More WoWMimic Detection Code
Well, we have found yet another hole in WoWMimic that is criminally easy to abuse. Credits to Kynox and Harko for working on this with me.
This code abuses the fact that the WoWMimic idiots are only hooking VirtualQuery, and none of the lower control paths, so we can easily call VirtualQueryEx to verify that the results we get back are untainted. If we find something that has been modified we know we have a hidden page. Mimic only hides the base page, not the entire module, so at the point I’ve marked “Warden function to do hashing goes here”, you simply need to do standard hashing of  data in the page, something which Warden already does (the reason for the hook in the first place).
void FindHiddenPages()
{
std::cout << “Start!” << std::endl << std::hex;
PVOID p1 = 0, p2 = 0;
MEMORY_BASIC_INFORMATION MyMbi = { 0 };
typedef std::vector< std::pair<PVOID,PVOID> > tAddresses;
tAddresses AddressList;
tAddresses Hidden;
while (VirtualQuery(p1,&MyMbi,sizeof(MyMbi)) == sizeof(MyMbi))
{
if (MyMbi.State == MEM_COMMIT && MyMbi.AllocationBase != p2 &&
MyMbi.AllocationBase == MyMbi.BaseAddress)
{
AddressList.push_back(std::make_pair(MyMbi.AllocationBase,MyMbi.BaseAddress) );
}
p2 = MyMbi.AllocationBase;
p1 = reinterpret_cast<PVOID>(reinterpret_cast<DWORD_PTR>(p1) + MyMbi.RegionSize);
}
p1 = p2 = 0;
while (VirtualQueryEx(GetCurrentProcess(),p1,&MyMbi,sizeof(MyMbi)) == sizeof(MyMbi))
{
if (MyMbi.State == MEM_COMMIT && MyMbi.AllocationBase != p2 &&
MyMbi.AllocationBase == MyMbi.BaseAddress)
{
std::pair<PVOID,PVOID> MyAddresses(MyMbi.AllocationBase,MyMbi.BaseAddress);
const tAddresses::const_iterator iCurrent(std::find(AddressList.begin(),AddressList.end(), MyAddresses));
if (iCurrent == AddressList.end())
Hidden.push_back(MyAddresses);
}
p2 = MyMbi.AllocationBase;
p1 = reinterpret_cast<PVOID>(reinterpret_cast<DWORD_PTR>(p1) + MyMbi.RegionSize);
}
for (tAddresses::const_iterator i = Hidden.begin(); i != Hidden.end(); ++i)
{
std::cout << “Hidden page! Allocation Base: ” << i->first
<< “. Base Address: ” << i->second << “.” << std::endl;
// Warden function to do hashing goes here
}
std::cout << “End!” << std::endl << std::dec;
}
On its own, even without hashing, you still have ground for a kick at the very least because hiding memory pages is something that only malicious software normally does. Once you add hashing though you have a guarantee of no false positives so you can go ahead and ban for it.

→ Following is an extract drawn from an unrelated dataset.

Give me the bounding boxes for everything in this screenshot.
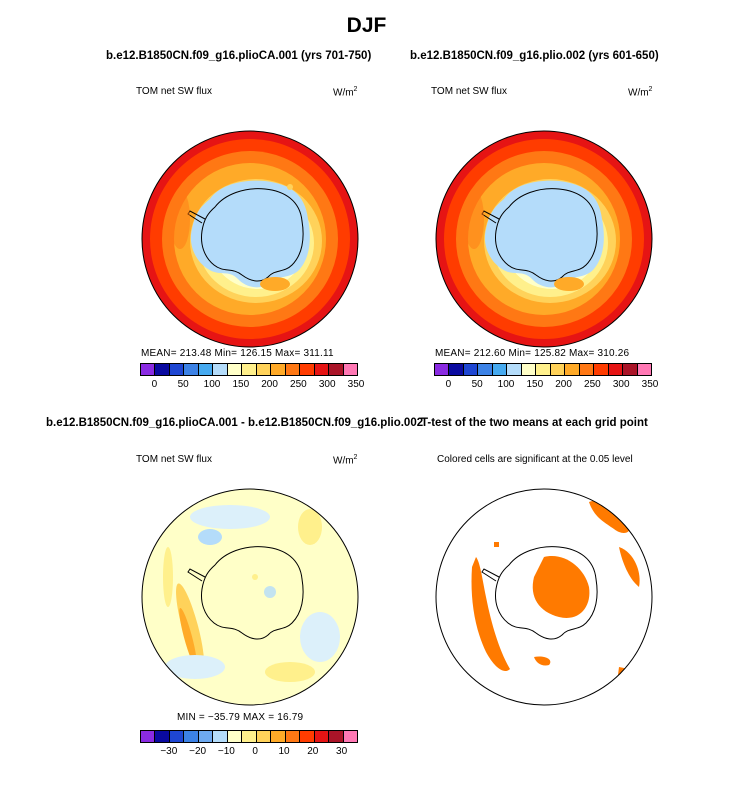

Yet again it seems that WoWMimic just doesn’t stand up when it comes to the detection test. Don’t trust their website, this thing is trivial to detect.
I’m curious about the manual VAD walking you mentioned. How could you do that in userland, since IIRC all the VAD’s live in nonpaged pool?
@amadmonk
Like I said, I’ve personally never done it. I’ll do some research though and get back to you if I have time.